Фридесвида упала на кровать. Здесь же, казалось, стонали от боли придушенные надежды девушки, заглушая плач сердца Фридесвиды. Она взвыла, потому что не было в её груди больше ничего, что могло бы заставить её замолчать. Всё стало размытым, и девушка чувствовала, будто бы ныряет в штормящие морские воды, находясь на совсем разрушенном корабле. Руки и ноги её ослабли. Шрам загорел болью и кровью. В лихорадке Фридесвида провалилась в сон, который снился ей каждую ночь в течение многих лет.
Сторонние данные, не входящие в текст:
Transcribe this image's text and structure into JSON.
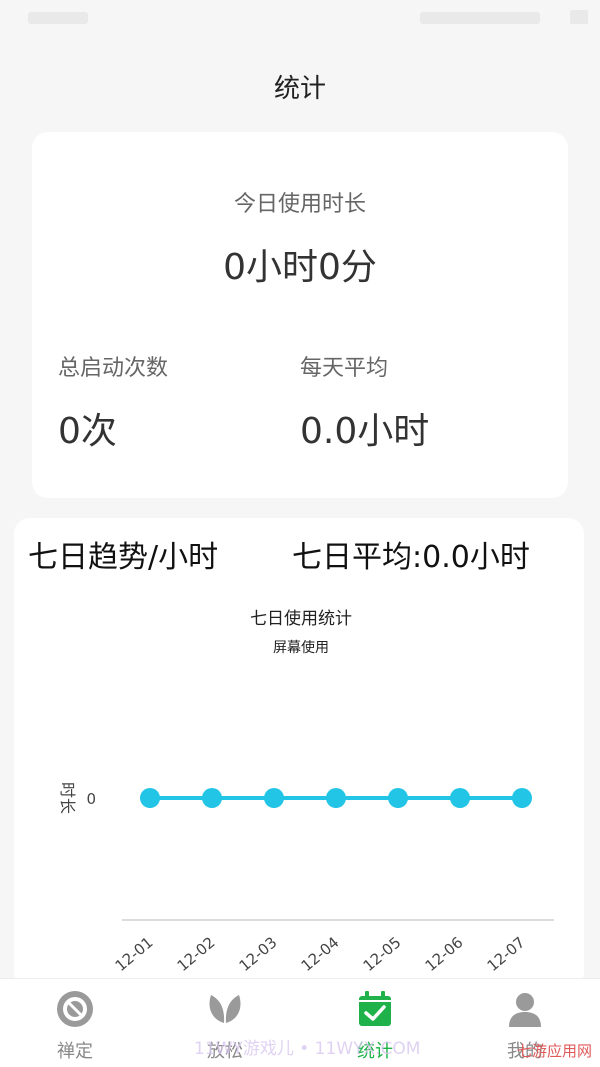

Маленький деревянный домик. Со стороны и не скажешь, что только здесь помещаются три семьи, каждая из которых, кроме Меррик, состоит из как минимум десяти человек. На улице жара. Фридесвида — красивая девушка с приятными чертами лица, выразительным взглядом, роскошными вьющимися волосами, в дешёвеньком зеленоватом сарафане на тонкую блузку грязно-белого цвета; выбежав на улицу, она ловит руками ветер. Не получается — машет рукой и подбегает к любимым цветам. Она не знает их правильных названий, поскольку все называет по ассоциациям: вон те — пушистые и жёлтые, как... шмели, пожалуй. А те — ярко-красные с маленькими лепестками! Это... "жаклины". Фридесвида называет их так, потому что её младшая сестра, маленькая Жаклин, постоянно просит ей их сорвать. Да и они похожи на неё: Жаклин — весёлая, задорная, порой непослушная девочка с кудрявыми ярко-рыжими волосами, в отличие от Джорджины — носительницы спокойных, как она сама, почти прямых каштановых локонов. Они живут в месте, где почти всегда стоит хорошая погода. И почти всегда в этом саду цветут прелестные растения. А ещё — здесь рукой подать до моря, и девушка любит бегать до него вместе с юношей, которого любит больше всего на свете. И он готов раствориться в ней, только бы Фридесвида позволила!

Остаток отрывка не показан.